Gereja Puhsarang dibangun dalam konteks jauh sebelum Konsili Vatikan II. Liturgi Ekaristi sebelum Konsili menunjukkan bahwa umat yang belum dibaptis menempati tempat yang “lebih jauh” dari Altar Tuhan. Itulah sebabnya, “pendapa” dimaksudkan untuk tempat “menunggu” bagi umat untuk masuk ke dalam, ke wilayah yang lebih dekat dengan altar Tuhan. Maksudnya, ke “pembaptisan”, sakramen yang membuat mereka dipersatukan sebagai putera-puteri Allah. Sesudah Konsili Vatikan II, pembedaan tempat tersebut dalam Ekaristi sudah tidak ada lagi. Bangunan pendapa ini berubah menjadi gedung serbaguna Emaus.

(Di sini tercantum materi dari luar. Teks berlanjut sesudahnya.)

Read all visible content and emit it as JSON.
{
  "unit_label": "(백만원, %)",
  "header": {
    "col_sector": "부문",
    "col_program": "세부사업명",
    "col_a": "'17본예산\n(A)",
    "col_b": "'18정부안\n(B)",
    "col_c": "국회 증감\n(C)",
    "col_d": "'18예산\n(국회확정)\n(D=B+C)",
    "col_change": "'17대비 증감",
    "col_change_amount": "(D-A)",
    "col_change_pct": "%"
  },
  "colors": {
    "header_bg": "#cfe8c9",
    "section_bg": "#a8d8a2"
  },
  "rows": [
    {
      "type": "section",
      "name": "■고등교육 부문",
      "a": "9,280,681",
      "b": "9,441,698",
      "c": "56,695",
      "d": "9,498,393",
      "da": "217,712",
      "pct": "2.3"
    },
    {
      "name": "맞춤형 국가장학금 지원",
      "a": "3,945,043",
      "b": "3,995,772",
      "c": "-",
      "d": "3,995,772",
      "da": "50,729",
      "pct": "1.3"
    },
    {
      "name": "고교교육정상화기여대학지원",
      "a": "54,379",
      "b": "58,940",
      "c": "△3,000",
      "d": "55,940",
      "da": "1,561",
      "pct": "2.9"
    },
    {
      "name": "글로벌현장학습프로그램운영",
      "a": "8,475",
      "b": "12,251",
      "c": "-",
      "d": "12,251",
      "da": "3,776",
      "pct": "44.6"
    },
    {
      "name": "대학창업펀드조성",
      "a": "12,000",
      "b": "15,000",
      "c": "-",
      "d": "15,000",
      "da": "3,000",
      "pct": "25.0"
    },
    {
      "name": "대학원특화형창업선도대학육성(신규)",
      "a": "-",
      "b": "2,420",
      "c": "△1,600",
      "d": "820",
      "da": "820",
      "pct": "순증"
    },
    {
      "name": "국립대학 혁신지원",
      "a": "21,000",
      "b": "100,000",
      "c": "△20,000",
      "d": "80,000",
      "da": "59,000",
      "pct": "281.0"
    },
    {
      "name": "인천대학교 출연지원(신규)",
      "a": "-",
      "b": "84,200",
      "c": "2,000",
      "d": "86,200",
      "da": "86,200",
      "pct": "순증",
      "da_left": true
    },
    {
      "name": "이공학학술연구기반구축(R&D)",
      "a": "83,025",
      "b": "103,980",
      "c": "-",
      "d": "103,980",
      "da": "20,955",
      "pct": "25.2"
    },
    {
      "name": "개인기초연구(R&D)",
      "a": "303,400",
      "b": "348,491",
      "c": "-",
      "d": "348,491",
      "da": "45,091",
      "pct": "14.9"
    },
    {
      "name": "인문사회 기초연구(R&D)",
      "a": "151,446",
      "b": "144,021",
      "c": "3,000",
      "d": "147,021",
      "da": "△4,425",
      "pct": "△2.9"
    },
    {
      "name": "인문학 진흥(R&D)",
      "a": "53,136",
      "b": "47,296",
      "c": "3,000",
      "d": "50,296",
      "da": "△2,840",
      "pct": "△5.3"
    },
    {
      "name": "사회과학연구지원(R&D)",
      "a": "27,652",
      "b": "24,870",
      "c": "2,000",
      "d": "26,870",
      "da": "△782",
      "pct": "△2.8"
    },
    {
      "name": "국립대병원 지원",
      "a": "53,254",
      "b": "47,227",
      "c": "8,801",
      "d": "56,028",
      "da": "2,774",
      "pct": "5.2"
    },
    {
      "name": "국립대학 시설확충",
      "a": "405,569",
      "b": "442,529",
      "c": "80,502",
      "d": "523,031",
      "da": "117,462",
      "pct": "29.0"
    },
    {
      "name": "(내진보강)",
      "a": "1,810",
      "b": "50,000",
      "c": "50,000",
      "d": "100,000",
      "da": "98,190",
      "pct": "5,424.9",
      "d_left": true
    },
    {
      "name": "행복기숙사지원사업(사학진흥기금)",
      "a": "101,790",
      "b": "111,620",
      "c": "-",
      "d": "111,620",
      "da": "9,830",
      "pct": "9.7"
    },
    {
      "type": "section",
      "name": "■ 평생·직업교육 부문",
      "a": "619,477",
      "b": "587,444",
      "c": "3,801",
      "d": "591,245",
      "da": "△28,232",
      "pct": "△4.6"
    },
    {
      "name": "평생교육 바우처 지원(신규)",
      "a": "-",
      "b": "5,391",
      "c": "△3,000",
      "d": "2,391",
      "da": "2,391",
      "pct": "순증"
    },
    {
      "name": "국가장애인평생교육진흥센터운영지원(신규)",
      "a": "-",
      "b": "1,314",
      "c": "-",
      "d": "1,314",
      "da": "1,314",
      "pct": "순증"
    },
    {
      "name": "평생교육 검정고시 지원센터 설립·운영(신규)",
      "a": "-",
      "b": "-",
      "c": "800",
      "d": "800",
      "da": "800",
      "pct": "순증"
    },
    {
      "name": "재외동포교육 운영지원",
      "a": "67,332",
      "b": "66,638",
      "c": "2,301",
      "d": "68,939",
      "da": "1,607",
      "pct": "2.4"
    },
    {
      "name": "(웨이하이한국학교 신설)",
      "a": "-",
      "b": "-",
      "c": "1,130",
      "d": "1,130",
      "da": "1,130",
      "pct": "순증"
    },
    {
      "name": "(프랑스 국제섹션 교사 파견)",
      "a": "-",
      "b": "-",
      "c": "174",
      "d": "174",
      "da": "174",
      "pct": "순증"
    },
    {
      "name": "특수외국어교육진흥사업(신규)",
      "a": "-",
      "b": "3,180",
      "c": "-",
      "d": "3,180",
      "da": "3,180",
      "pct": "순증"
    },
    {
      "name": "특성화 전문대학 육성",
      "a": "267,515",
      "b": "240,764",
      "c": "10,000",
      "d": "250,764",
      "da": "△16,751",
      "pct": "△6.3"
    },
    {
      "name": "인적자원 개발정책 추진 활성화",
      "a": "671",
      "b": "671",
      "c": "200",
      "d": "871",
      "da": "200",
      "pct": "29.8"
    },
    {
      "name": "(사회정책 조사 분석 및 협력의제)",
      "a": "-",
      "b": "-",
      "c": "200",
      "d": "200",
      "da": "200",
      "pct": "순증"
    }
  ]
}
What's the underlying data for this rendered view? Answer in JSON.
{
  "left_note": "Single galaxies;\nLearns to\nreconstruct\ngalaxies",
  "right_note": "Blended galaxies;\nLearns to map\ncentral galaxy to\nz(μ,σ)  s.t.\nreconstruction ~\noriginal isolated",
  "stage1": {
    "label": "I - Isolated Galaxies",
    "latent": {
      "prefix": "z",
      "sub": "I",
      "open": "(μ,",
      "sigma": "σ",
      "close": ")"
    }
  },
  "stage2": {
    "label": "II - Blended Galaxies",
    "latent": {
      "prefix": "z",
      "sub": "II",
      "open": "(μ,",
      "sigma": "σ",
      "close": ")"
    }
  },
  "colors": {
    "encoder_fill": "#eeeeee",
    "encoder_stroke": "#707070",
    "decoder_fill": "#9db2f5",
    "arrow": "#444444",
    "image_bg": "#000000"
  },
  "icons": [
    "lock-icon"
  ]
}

Fasilitas Utama di Kawasan Gereja Puhsarang :

* Gereja Puhsarang.
* Gedung Serbaguna Emaus.
* Gua Maria Lourdes.
* Jalan Salib Bukit Golgota.
* Pastoran.
* Perkemahan Bukit Tabor.
* Columbarium Pieta.
* Plaza Maria.
* Pondok Rosario.
* Taman Hidangan Kana.
* Wisma Bethlehem.
* Wisma Hening St. Chatarina

gereja-katolik-kediri
Goa Maria – Puhsarang, Kediri

Gereja Katolik Santa Maria Puhsarang ini merupakan sebuah karya arsitektur dengan bentuk desain yang “lokal” dengan lingkungan dan budaya Jawa serta memiliki kekayaan simbolisme katekese imam Katolik yang dibahasakan secara sederhana melalui relief – relief dan simbol dalam setiap detailnya agar memudahkan masyarakat di masa lalu untuk belajar mengenai imam Katolik. Desain dari Ir. Henricus Maclaine Pont ini menunjukkan sejarah liturgi Katolik yang indah.